Conversion rules (exact behavior)
- Header handling: when “Header in first row” is checked, the first row is used as keys and the output is an array of objects: [{key1: "value", key2: "value"}, ...]. If not checked, output is an array of arrays: [["v1","v2"], ...].
- All values are returned as strings. The converter does not perform type inference — numbers, booleans and empty values remain string values in the JSON.
- Quoted fields are preserved as single cell values (separators inside quotes do not split a field).
- Multiline cells inside quoted fields are preserved as newline characters inside the string value.
- Empty CSV cells produce empty strings ("") in the resulting JSON.
- Separator selection controls column splitting only; it does not alter data beyond parsing into fields.

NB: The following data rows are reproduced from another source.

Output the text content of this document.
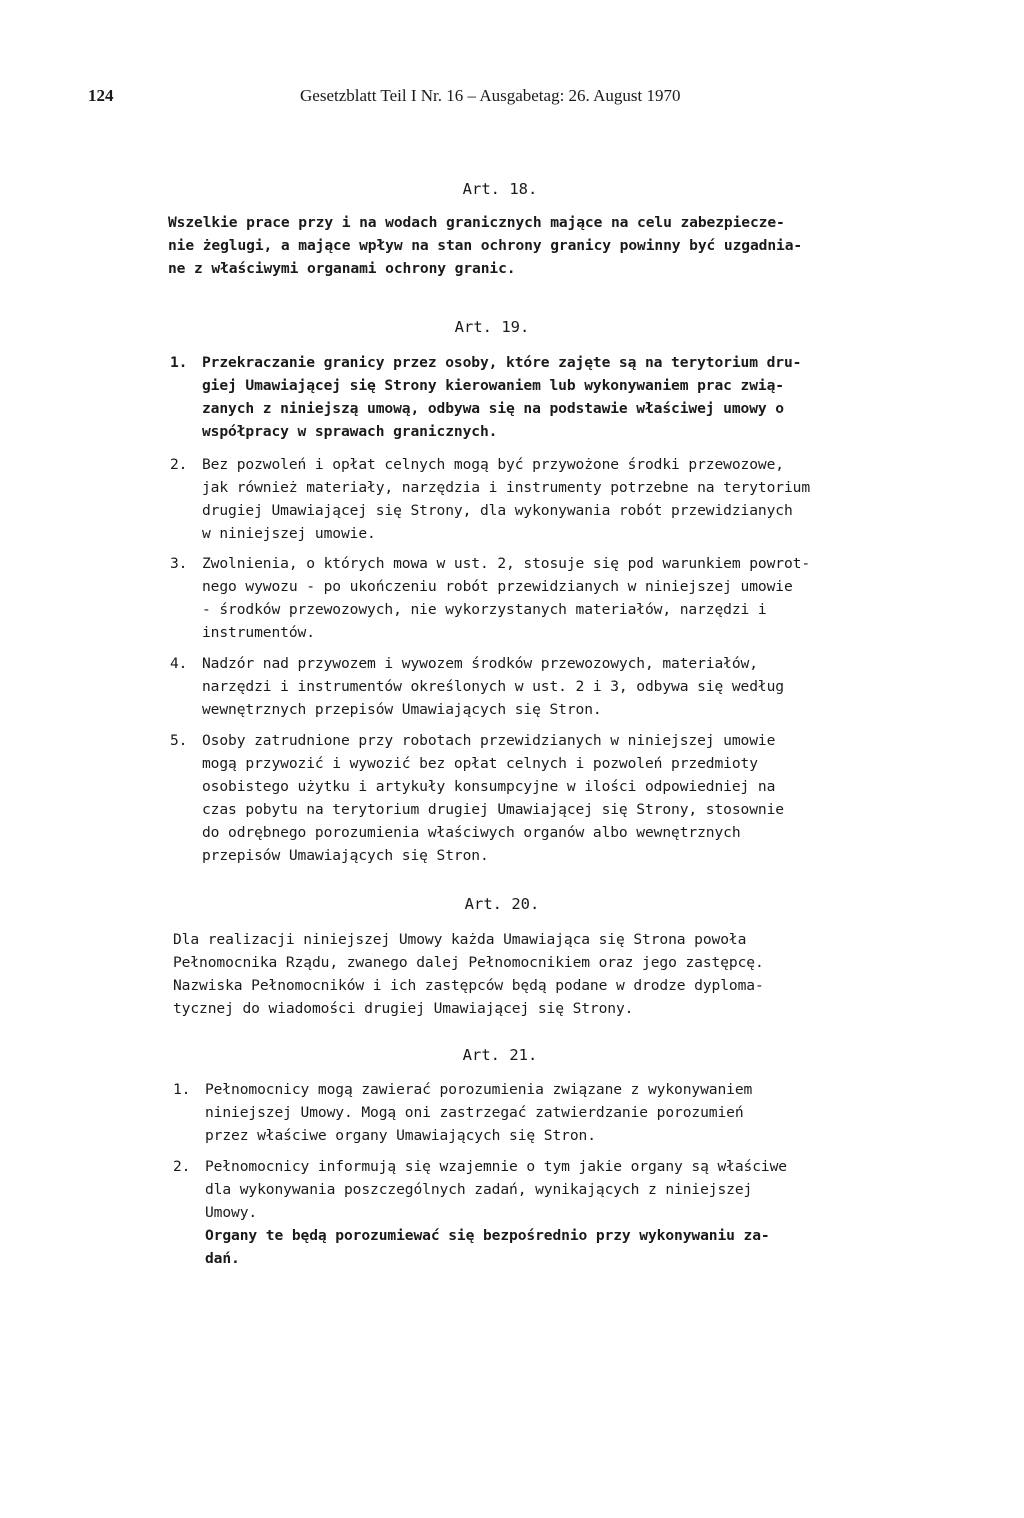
124	Gesetzblatt Teil I Nr. 16 – Ausgabetag: 26. August 1970
Art. 18.
Wszelkie prace przy i na wodach granicznych mające na celu zabezpiecze-
nie żeglugi, a mające wpływ na stan ochrony granicy powinny być uzgadnia-
ne z właściwymi organami ochrony granic.
Art. 19.
1. Przekraczanie granicy przez osoby, które zajęte są na terytorium dru-
giej Umawiającej się Strony kierowaniem lub wykonywaniem prac zwią-
zanych z niniejszą umową, odbywa się na podstawie właściwej umowy o
współpracy w sprawach granicznych.
2. Bez pozwoleń i opłat celnych mogą być przywożone środki przewozowe,
jak również materiały, narzędzia i instrumenty potrzebne na terytorium
drugiej Umawiającej się Strony, dla wykonywania robót przewidzianych
w niniejszej umowie.
3. Zwolnienia, o których mowa w ust. 2, stosuje się pod warunkiem powrot-
nego wywozu - po ukończeniu robót przewidzianych w niniejszej umowie
- środków przewozowych, nie wykorzystanych materiałów, narzędzi i
instrumentów.
4. Nadzór nad przywozem i wywozem środków przewozowych, materiałów,
narzędzi i instrumentów określonych w ust. 2 i 3, odbywa się według
wewnętrznych przepisów Umawiających się Stron.
5. Osoby zatrudnione przy robotach przewidzianych w niniejszej umowie
mogą przywozić i wywozić bez opłat celnych i pozwoleń przedmioty
osobistego użytku i artykuły konsumpcyjne w ilości odpowiedniej na
czas pobytu na terytorium drugiej Umawiającej się Strony, stosownie
do odrębnego porozumienia właściwych organów albo wewnętrznych
przepisów Umawiających się Stron.
Art. 20.
Dla realizacji niniejszej Umowy każda Umawiająca się Strona powoła
Pełnomocnika Rządu, zwanego dalej Pełnomocnikiem oraz jego zastępcę.
Nazwiska Pełnomocników i ich zastępców będą podane w drodze dyploma-
tycznej do wiadomości drugiej Umawiającej się Strony.
Art. 21.
1. Pełnomocnicy mogą zawierać porozumienia związane z wykonywaniem
niniejszej Umowy. Mogą oni zastrzegać zatwierdzanie porozumień
przez właściwe organy Umawiających się Stron.
2. Pełnomocnicy informują się wzajemnie o tym jakie organy są właściwe
dla wykonywania poszczególnych zadań, wynikających z niniejszej
Umowy.
Organy te będą porozumiewać się bezpośrednio przy wykonywaniu za-
dań.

- Output formatting: the tool provides copyable JSON. Use the output as-is; no inline scripts or additional wrapping are added.
Examples (copyable)
1) CSV with header → array of objects
Input CSV:
name,age,city
Alice,30,Seattle
Bob,25,Portland
Output JSON:
[
{"name":"Alice","age":"30","city":"Seattle"},
{"name":"Bob","age":"25","city":"Portland"}
]
2) No header → array of arrays
Input CSV:
Alice,30,Seattle
Bob,25,Portland
Output JSON:
[
["Alice","30","Seattle"],
["Bob","25","Portland"]
]
3) Quoted field with comma and multiline cell
Input CSV:
id,desc
1,"Large, multi-use item"
2,"Note line1
line2"
Output JSON:
[
{"id":"1","desc":"Large, multi-use item"},
{"id":"2","desc":"Note line1\nline2"}
]
Tips & edge cases
- Choose the exact separator used in your source — using the wrong separator will misalign columns.
- If your first row contains field names, enable the header option to produce readable objects with keys instead of arrays.
- Because all values are strings, convert types downstream if numbers or booleans are required by your workflow.
- Browser limits: the tool works via copy & paste in the browser. Very large inputs may be constrained by browser memory limits; for large datasets consider chunking input or using a local tool.
Related tools
FAQ
Does the converter infer numbers or booleans?
No. All CSV fields are returned as strings. If you need typed values, convert them after copying the JSON into your processing environment.
What happens with quoted fields that contain separators or newlines?
Quoted fields are treated as single cell values. Separators inside quotes do not split the cell. Newlines within quoted fields are preserved as newline characters in the JSON string.
Can I upload a CSV file directly?
No. This tool accepts copy & paste only. Inputs are limited by the browser’s available memory.